China's Criminal Law says if one offers bribes worth more than 10,000 yuan to seek illegal gains, or to more than three people, to Party or government officials or judiciary staff, which incurs great damage to state or social interests, this person would be charged with offering bribes and would likely to receive prison terms from below five years to life imprisonment.

But penalties could be exempted or alleviated if suspects voluntarily confessed, the law says.

Taking bribes would receive heavier penalties than offering bribes in China. Chinese law rules that government employees who take bribes of more than 100,000 yuan would be sentenced to over 10 years in prison and those who commit more serious crimes might face life imprisonment or execution.

The CPC Central Committee made clear in a work plan on building a corruption prevention system (2008-2012): "The aim of setting up a blacklist database on commercial bribery is to take illegal trading, especially bribe offering, as an important factor for not granting market admittance."

The SPP official said the database was to show the "heavy cost of offering bribes" and promote honest and credible business operation, ordered market competition and social justice.

The SPP ordered that all provincial procuratorates should have all the convicted bribers blacklisted for public inquiry in 2006.

Eastern China's Zhejiang Province established the country's first provincial bribery blacklist in 2003, focusing on the construction field.

A total of 60,748 companies and 63,179 people made inquiries in the previous Zhejiang database of five industries.

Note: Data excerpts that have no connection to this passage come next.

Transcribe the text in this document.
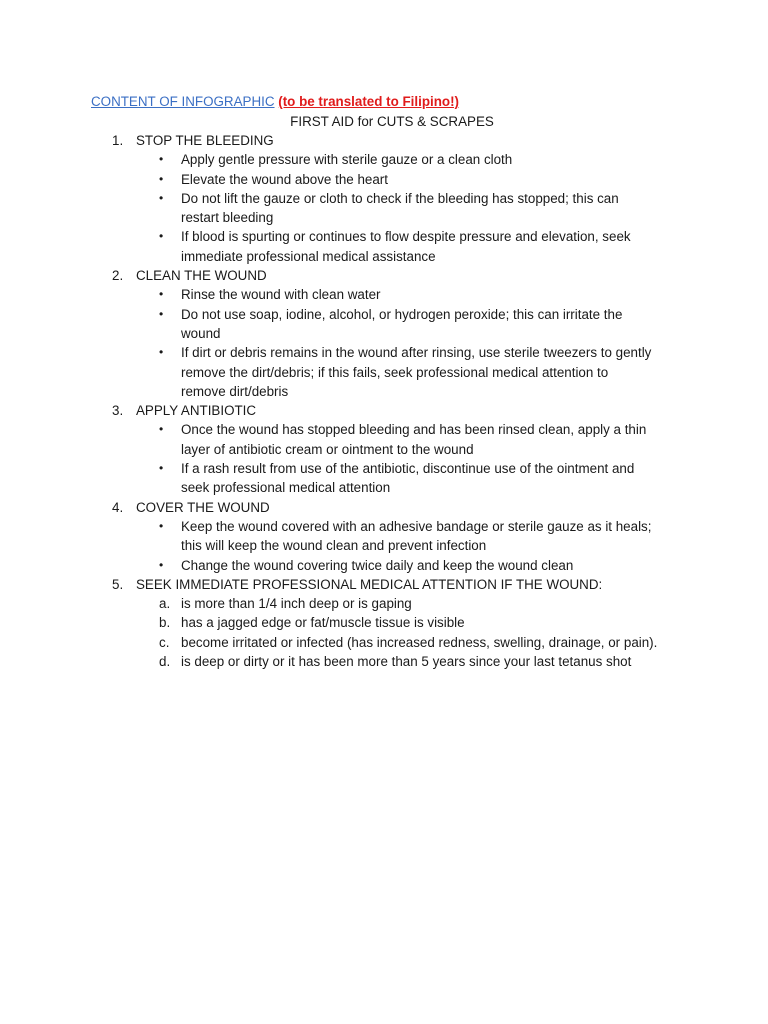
CONTENT OF INFOGRAPHIC (to be translated to Filipino!)
FIRST AID for CUTS & SCRAPES
1. STOP THE BLEEDING
• Apply gentle pressure with sterile gauze or a clean cloth
• Elevate the wound above the heart
• Do not lift the gauze or cloth to check if the bleeding has stopped; this can
restart bleeding
• If blood is spurting or continues to flow despite pressure and elevation, seek
immediate professional medical assistance
2. CLEAN THE WOUND
• Rinse the wound with clean water
• Do not use soap, iodine, alcohol, or hydrogen peroxide; this can irritate the
wound
• If dirt or debris remains in the wound after rinsing, use sterile tweezers to gently
remove the dirt/debris; if this fails, seek professional medical attention to
remove dirt/debris
3. APPLY ANTIBIOTIC
• Once the wound has stopped bleeding and has been rinsed clean, apply a thin
layer of antibiotic cream or ointment to the wound
• If a rash result from use of the antibiotic, discontinue use of the ointment and
seek professional medical attention
4. COVER THE WOUND
• Keep the wound covered with an adhesive bandage or sterile gauze as it heals;
this will keep the wound clean and prevent infection
• Change the wound covering twice daily and keep the wound clean
5. SEEK IMMEDIATE PROFESSIONAL MEDICAL ATTENTION IF THE WOUND:
a. is more than 1/4 inch deep or is gaping
b. has a jagged edge or fat/muscle tissue is visible
c. become irritated or infected (has increased redness, swelling, drainage, or pain).
d. is deep or dirty or it has been more than 5 years since your last tetanus shot
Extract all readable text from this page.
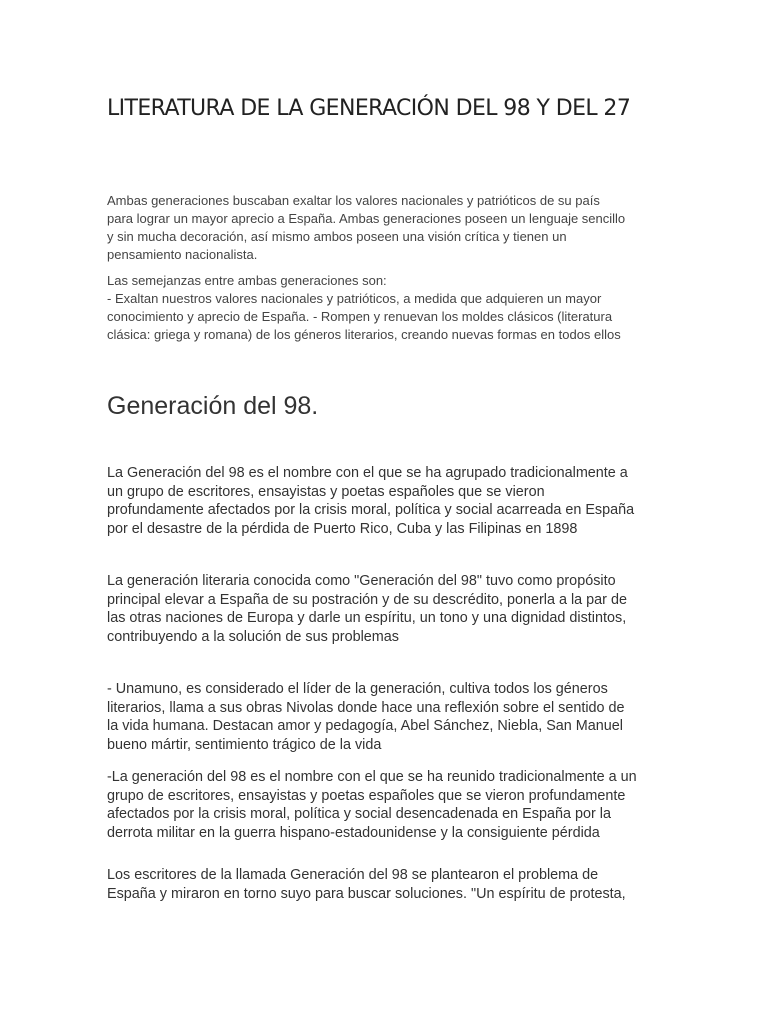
LITERATURA DE LA GENERACIÓN DEL 98 Y DEL 27

Ambas generaciones buscaban exaltar los valores nacionales y patrióticos de su país
para lograr un mayor aprecio a España. Ambas generaciones poseen un lenguaje sencillo
y sin mucha decoración, así mismo ambos poseen una visión crítica y tienen un
pensamiento nacionalista.

Las semejanzas entre ambas generaciones son:
- Exaltan nuestros valores nacionales y patrióticos, a medida que adquieren un mayor
conocimiento y aprecio de España. - Rompen y renuevan los moldes clásicos (literatura
clásica: griega y romana) de los géneros literarios, creando nuevas formas en todos ellos

Generación del 98.

La Generación del 98 es el nombre con el que se ha agrupado tradicionalmente a
un grupo de escritores, ensayistas y poetas españoles que se vieron
profundamente afectados por la crisis moral, política y social acarreada en España
por el desastre de la pérdida de Puerto Rico, Cuba y las Filipinas en 1898

La generación literaria conocida como "Generación del 98" tuvo como propósito
principal elevar a España de su postración y de su descrédito, ponerla a la par de
las otras naciones de Europa y darle un espíritu, un tono y una dignidad distintos,
contribuyendo a la solución de sus problemas

- Unamuno, es considerado el líder de la generación, cultiva todos los géneros
literarios, llama a sus obras Nivolas donde hace una reflexión sobre el sentido de
la vida humana. Destacan amor y pedagogía, Abel Sánchez, Niebla, San Manuel
bueno mártir, sentimiento trágico de la vida

-La generación del 98 es el nombre con el que se ha reunido tradicionalmente a un
grupo de escritores, ensayistas y poetas españoles que se vieron profundamente
afectados por la crisis moral, política y social desencadenada en España por la
derrota militar en la guerra hispano-estadounidense y la consiguiente pérdida

Los escritores de la llamada Generación del 98 se plantearon el problema de
España y miraron en torno suyo para buscar soluciones. "Un espíritu de protesta,
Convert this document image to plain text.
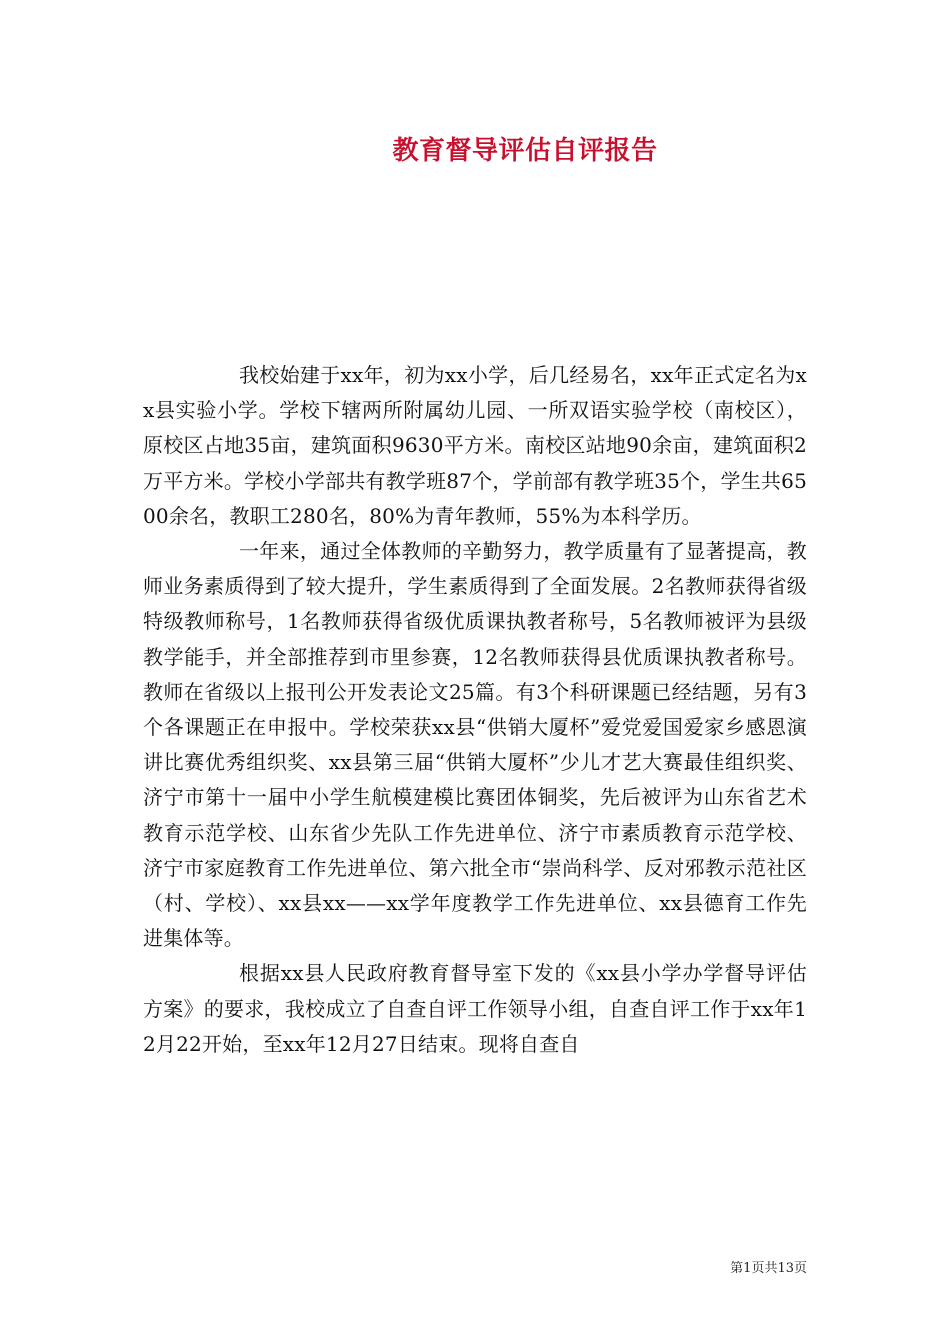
教育督导评估自评报告

我校始建于xx年，初为xx小学，后几经易名，xx年正式定名为xx县实验小学。学校下辖两所附属幼儿园、一所双语实验学校（南校区），原校区占地35亩，建筑面积9630平方米。南校区站地90余亩，建筑面积2万平方米。学校小学部共有教学班87个，学前部有教学班35个，学生共6500余名，教职工280名，80%为青年教师，55%为本科学历。

一年来，通过全体教师的辛勤努力，教学质量有了显著提高，教师业务素质得到了较大提升，学生素质得到了全面发展。2名教师获得省级特级教师称号，1名教师获得省级优质课执教者称号，5名教师被评为县级教学能手，并全部推荐到市里参赛，12名教师获得县优质课执教者称号。教师在省级以上报刊公开发表论文25篇。有3个科研课题已经结题，另有3个各课题正在申报中。学校荣获xx县“供销大厦杯”爱党爱国爱家乡感恩演讲比赛优秀组织奖、xx县第三届“供销大厦杯”少儿才艺大赛最佳组织奖、济宁市第十一届中小学生航模建模比赛团体铜奖，先后被评为山东省艺术教育示范学校、山东省少先队工作先进单位、济宁市素质教育示范学校、济宁市家庭教育工作先进单位、第六批全市“崇尚科学、反对邪教示范社区（村、学校）、xx县xx——xx学年度教学工作先进单位、xx县德育工作先进集体等。

根据xx县人民政府教育督导室下发的《xx县小学办学督导评估方案》的要求，我校成立了自查自评工作领导小组，自查自评工作于xx年12月22开始，至xx年12月27日结束。现将自查自

第1页共13页
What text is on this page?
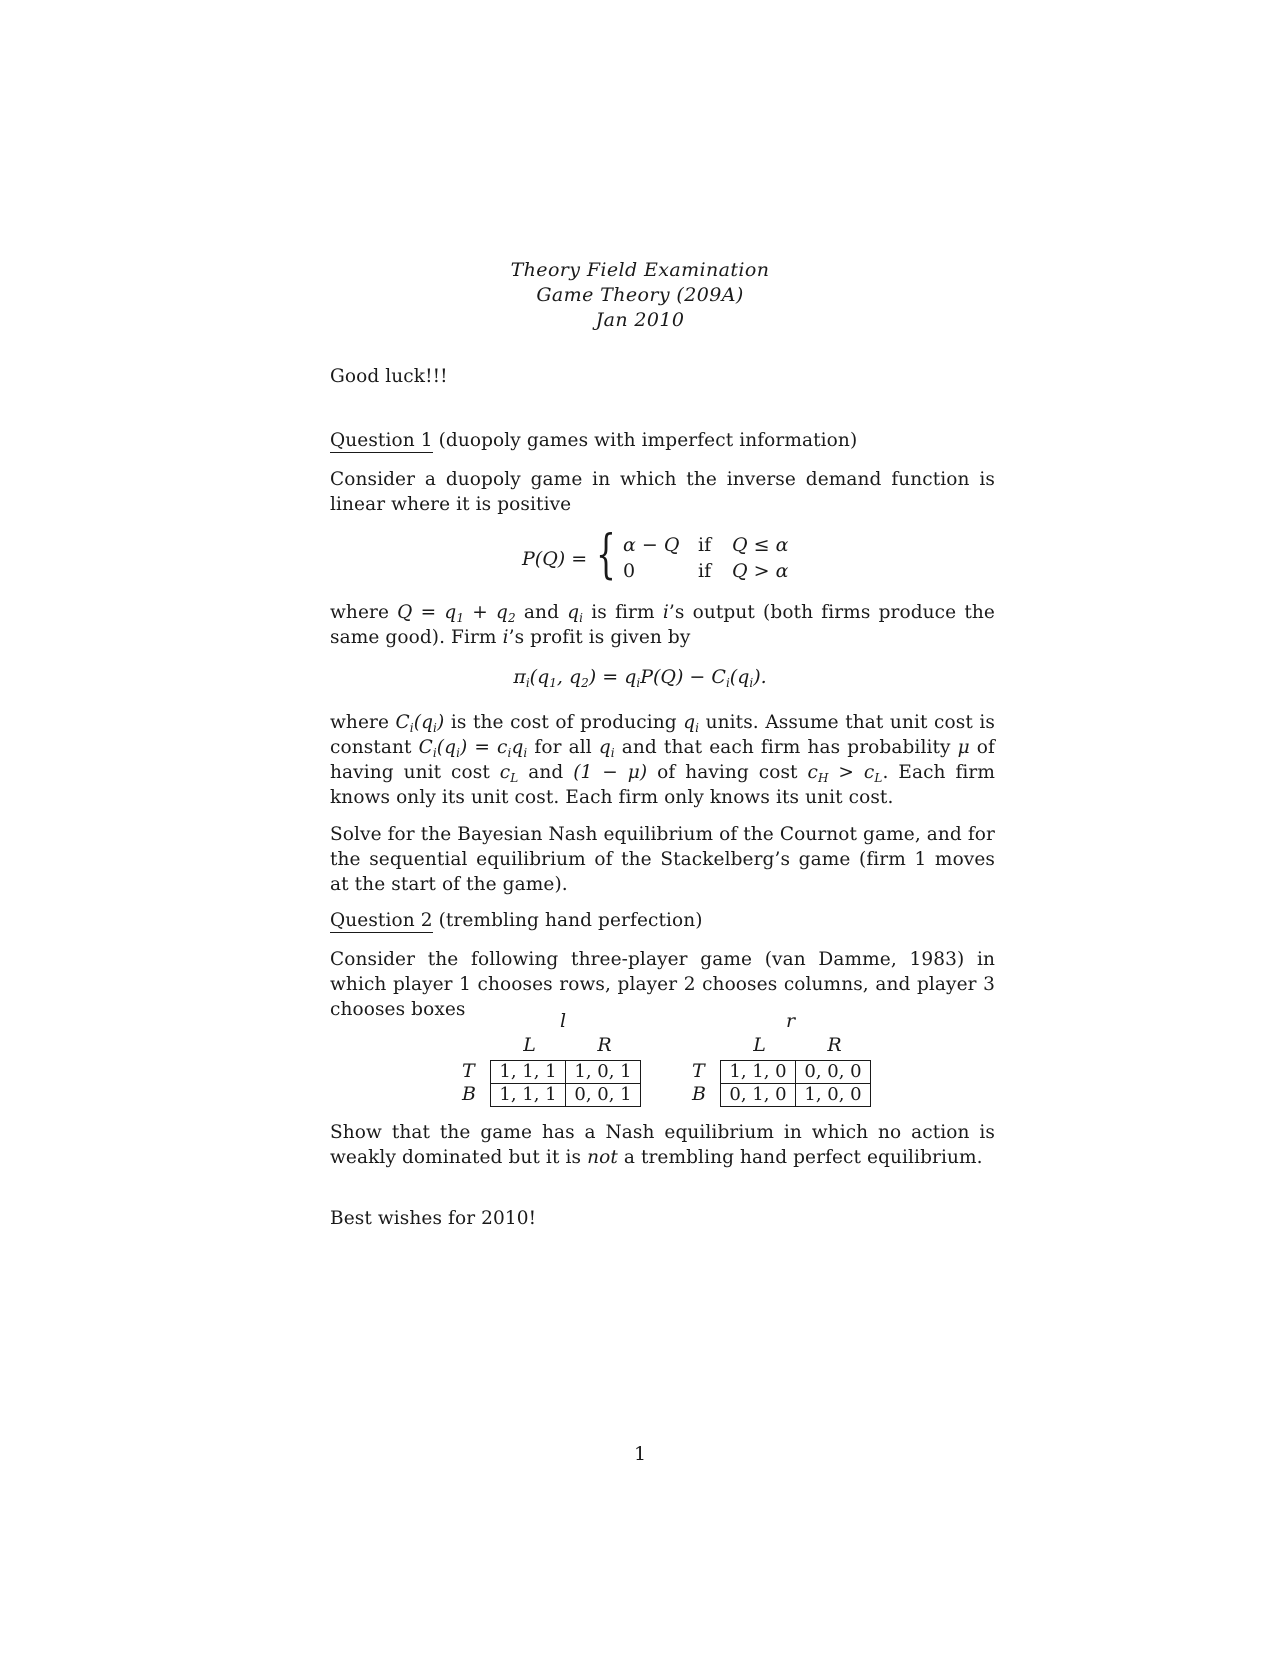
Theory Field Examination
Game Theory (209A)
Jan 2010
Good luck!!!
Question 1 (duopoly games with imperfect information)
Consider a duopoly game in which the inverse demand function is linear where it is positive
P(Q) = { α − Q if Q ≤ α
0	if Q > α
where $Q = q_1 + q_2$ and $q_i$ is firm i’s output (both firms produce the same good). Firm i’s profit is given by
$\pi_i(q_1$, $q_2) = q_iP(Q) - C_i(q_i)$.
where $C_i(q_i)$ is the cost of producing $q_i$ units. Assume that unit cost is constant $C_i(q_i) = c_iq_i$ for all $q_i$ and that each firm has probability μ of having unit cost $c_L$ and (1 − μ) of having cost $c_H > c_L$. Each firm knows only its unit cost. Each firm only knows its unit cost.
Solve for the Bayesian Nash equilibrium of the Cournot game, and for the sequential equilibrium of the Stackelberg’s game (firm 1 moves at the start of the game).
Question 2 (trembling hand perfection)
Consider the following three-player game (van Damme, 1983) in which player 1 chooses rows, player 2 chooses columns, and player 3 chooses boxes
l
L	R
T
B
1, 1, 1	1, 0, 1
1, 1, 1	0, 0, 1
r
L	R
T
B
1, 1, 0	0, 0, 0
0, 1, 0	1, 0, 0
Show that the game has a Nash equilibrium in which no action is weakly dominated but it is not a trembling hand perfect equilibrium.
Best wishes for 2010!
1
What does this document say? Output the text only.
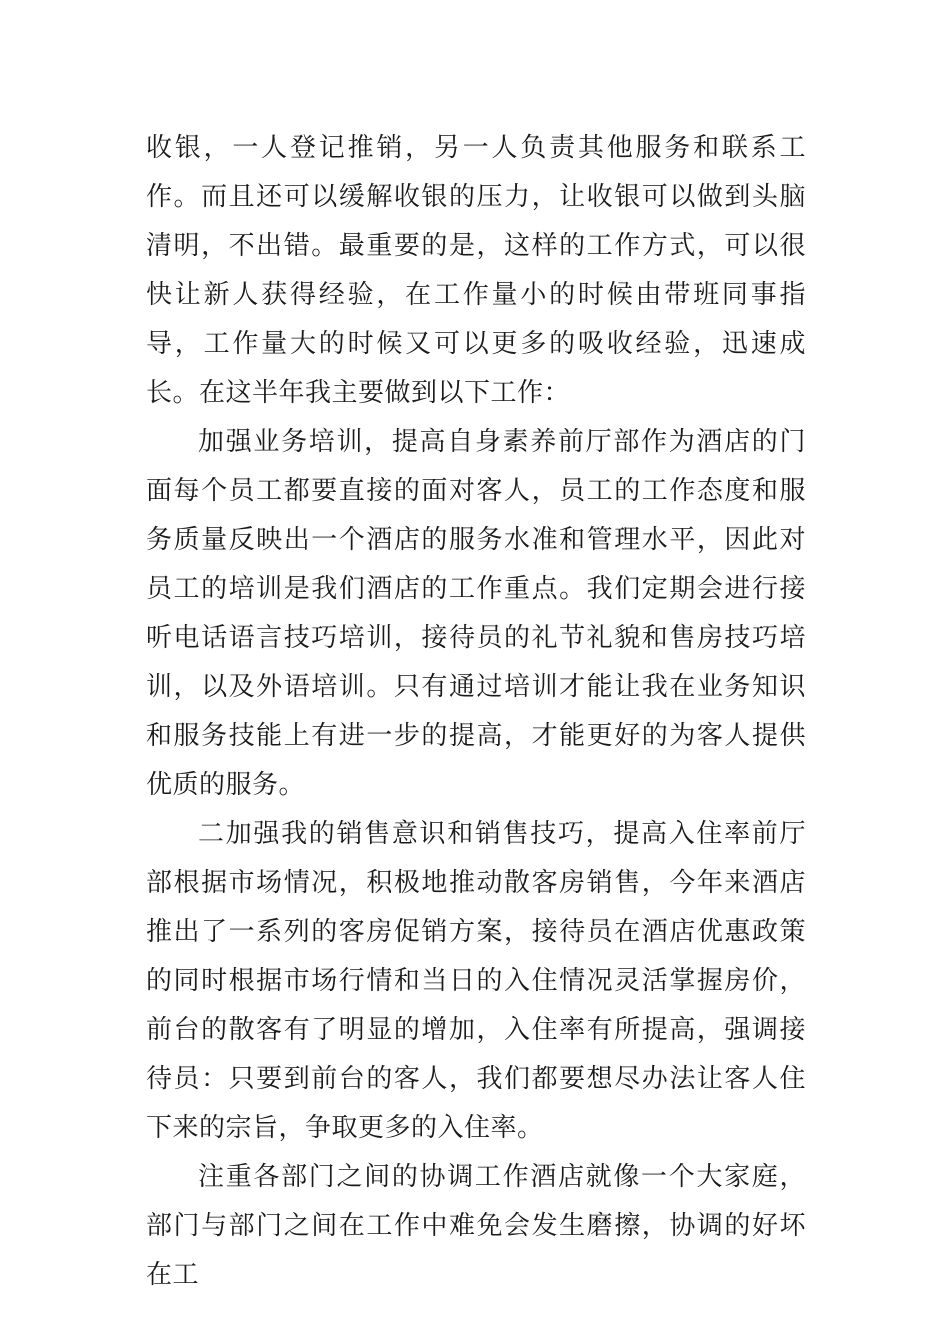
收银，一人登记推销，另一人负责其他服务和联系工作。而且还可以缓解收银的压力，让收银可以做到头脑清明，不出错。最重要的是，这样的工作方式，可以很快让新人获得经验，在工作量小的时候由带班同事指导，工作量大的时候又可以更多的吸收经验，迅速成长。在这半年我主要做到以下工作：

加强业务培训，提高自身素养前厅部作为酒店的门面每个员工都要直接的面对客人，员工的工作态度和服务质量反映出一个酒店的服务水准和管理水平，因此对员工的培训是我们酒店的工作重点。我们定期会进行接听电话语言技巧培训，接待员的礼节礼貌和售房技巧培训，以及外语培训。只有通过培训才能让我在业务知识和服务技能上有进一步的提高，才能更好的为客人提供优质的服务。

二加强我的销售意识和销售技巧，提高入住率前厅部根据市场情况，积极地推动散客房销售，今年来酒店推出了一系列的客房促销方案，接待员在酒店优惠政策的同时根据市场行情和当日的入住情况灵活掌握房价，前台的散客有了明显的增加，入住率有所提高，强调接待员：只要到前台的客人，我们都要想尽办法让客人住下来的宗旨，争取更多的入住率。

注重各部门之间的协调工作酒店就像一个大家庭，部门与部门之间在工作中难免会发生磨擦，协调的好坏在工
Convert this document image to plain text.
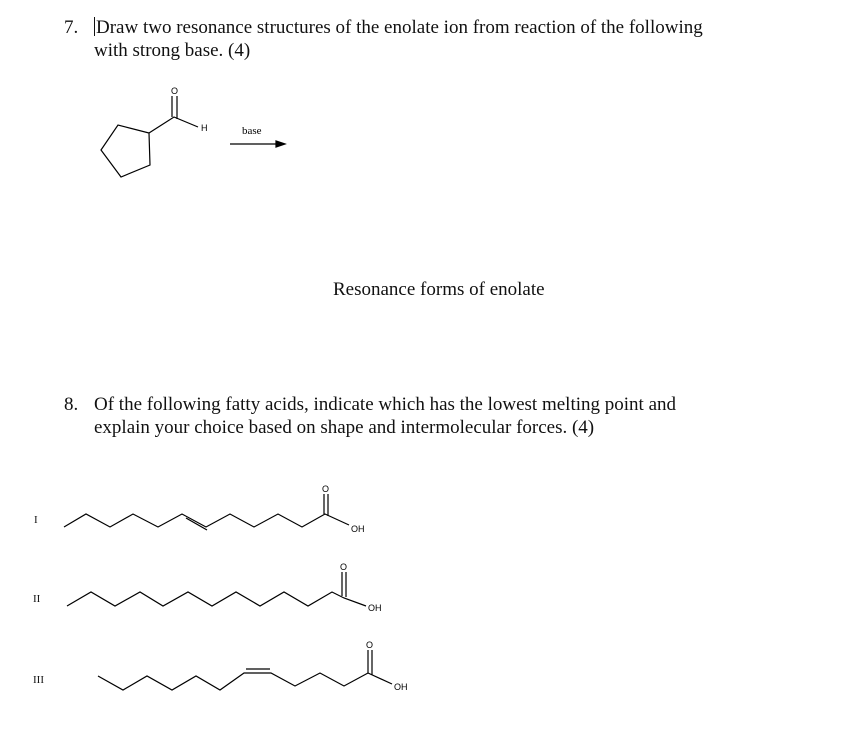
7. Draw two resonance structures of the enolate ion from reaction of the following
with strong base. (4)
O
H	base
Resonance forms of enolate
8. Of the following fatty acids, indicate which has the lowest melting point and
explain your choice based on shape and intermolecular forces. (4)
I
II
III
O
OH
O
OH
O
OH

A total of 102 offenders were identified, according to the province's procuratorate.

The unnamed SPP official said referring to the blacklist would be an "unofficial procedure" for individuals and companies to undergo administrative examination and approval, public tender or finding a business partner.

In March 2009, a construction company was eliminated from a tender when the procuratorate of Beilun district of Ningbo City, upon the request of the tenderer, found its legal representative surnamed Lai was convicted of bribery in 2007.

In another case, a representative of a medical group affiliated to a foreign-funded corporation in Shanghai went to the local procuratorate to find out whether a retail trader surnamed Wang, who is the general manager of a medical equipment company, had offered bribes.

The procuratorate replied that Wang had been sentenced to imprisonment of three years with a four-year reprieve on Nov. 15, 2005. Between December 2003 and April 2005, Wang offered bribes worth 430,000 yuan to companies with business connections to seek illegal gains.

The medical group immediately cut the partnership ties with the retail trader and "educated all subordinate traders on honest operation," according to the procuratorate.

The SPP official said the blacklist also provided solid evidence for judiciary departments to analyze the trend of crimes offering bribes.